Easter and Passover almost always fall near one another, because the two holidays are linked by ancient religious tradition; the Last Supper was, after all, a Passover observance. This year, by vagary of the calendar, the holidays coincide as closely as is ever possible.
Each in its own way is a joyous celebration -- Passover celebrating the deliverance of the ancient Jews from Egyptian slavery, Easter celebrating the deliverance of Christians from the suffering and hardship of this world into the bliss of eternal life. But for all the similarities in origin and purpose, the two holidays also bespeak an ugly rift between Christians and Jews which has existed, to the everlasting grief of Jews, for centuries on end.
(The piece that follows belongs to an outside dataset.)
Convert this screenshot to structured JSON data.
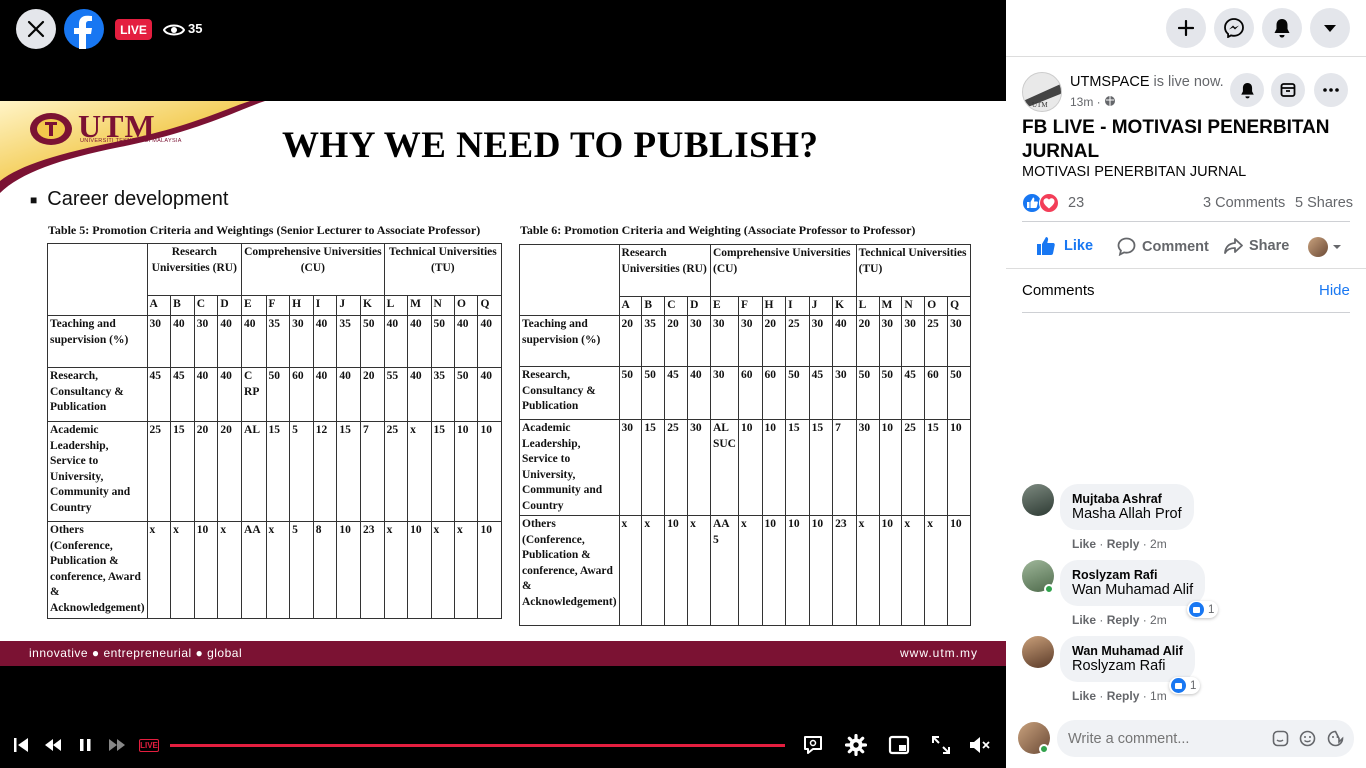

Nothing better demonstrates this rift in stark personal terms than a story related this week by Robert P. Bergman, the director of the Walters Art Gallery. When he was a high school student in Bayonne, N.J., in the 1950s, one day a classmate grabbed him by the neck and began banging his head against a wall. Bob Bergman's offense? "You killed Christ," was the sole reason given for the unprovoked attack.
The utter preposterousness of holding a teen-aged Jewish boy responsible for a much-misunderstood event that took place 2,000 years ago is self-evident. And yet the attacker no doubt deeply believed that he was doing God's work. The reason: His religious teaching had given him firm belief that Bob Bergman had, indeed, "killed Christ." At that time, in fact, one of the most solemn incantations in the boy's church made an explicit reference to "the perfidious Jews."
Dr. Bergman related this poignant story a few days ago at a press conference announcing a forthcoming program on religious intolerance in Western culture, to be held at the College of Notre Dame on April 25.
The program, sponsored by the Baltimore-based Institute for Christian-Jewish Studies, will feature presentations and discussions by leading scholars, including Dr. Bergman. The purpose will be to demonstrate how anti-Jewish rhetoric
embedded in Christian writing has subtly pervaded not merely theology but art, music, architecture and, above all, social and political ideology.
The forthcoming dialogue takes an interesting approach to the issue in that the discussion will focus on J.S. Bach's masterpiece, the St. Matthew Passion, which will be performed by the Baltimore Choral Arts Society at the Joseph Meyerhoff Symphony Hall on May 4. This is an appropriate choice for performance, because the St. Matthew Passion is now regarded as being remarkably free of the anti-Jewish sentiment that was as pervasive as air and water when Bach was born a little over 300 years ago.
Indeed, the work, first performed in 1729, represented a significant departure from the work Bach himself had composed just a few years earlier, the St. John Passion. Perhaps the great composer was beset by doubts and wanted to rectify a perceived wrong.
It is scarcely debatable that there are passages in the New Testament which carry an unmistakable ring of anti-Judaism.
Consider, for example, the hefty indictment of Paul as recorded in the New English Bible version of the first letter to the Thessalonians: ". . . the Jews, who killed the Lord Jesus and the prophets and drove us out, the Jews who are heedless of God's will and enemies of their fellow-men. . . ."
Even Matthew, from which Bach drew the inspiration of his great work, contains a statement which seems to imply ongoing Jewish collective guilt: "His blood be on us, and our children."
It might be contended that such passages -- and many more could be cited -- were written 2,000 years ago by men who were at least ambiguous about their own Jewishness and, hence, their words could be considered to be in the prophetic tradition -- a quarrel within the family, so to speak.
But whatever their original intent, the passages took on different and profoundly sinister meanings as centuries passed, so that in our own time, the historian Raul Hilberg, in his monumental study of the Holocaust, "The Destruction of the European Jews," could write without fear of contradiction:
"The missionaries of Christianity have said in effect: 'You have no right to live among us as Jews.' The secular rulers who followed had proclaimed: 'You have no right to live among us.' The German Nazis at last decreed: 'You have no right to live.' The German Nazis, then, did not discard the past; they built upon it. They did not begin a development; they completed it."
That inexorable progression of history cannot be eradicated, but it is possible to understand it, if only to avoid a repetition of the horrors of the past, which is the purpose of the symposium to be held on April 25.
Ray Jenkins is editor of the editorial pages of The Evening Sun.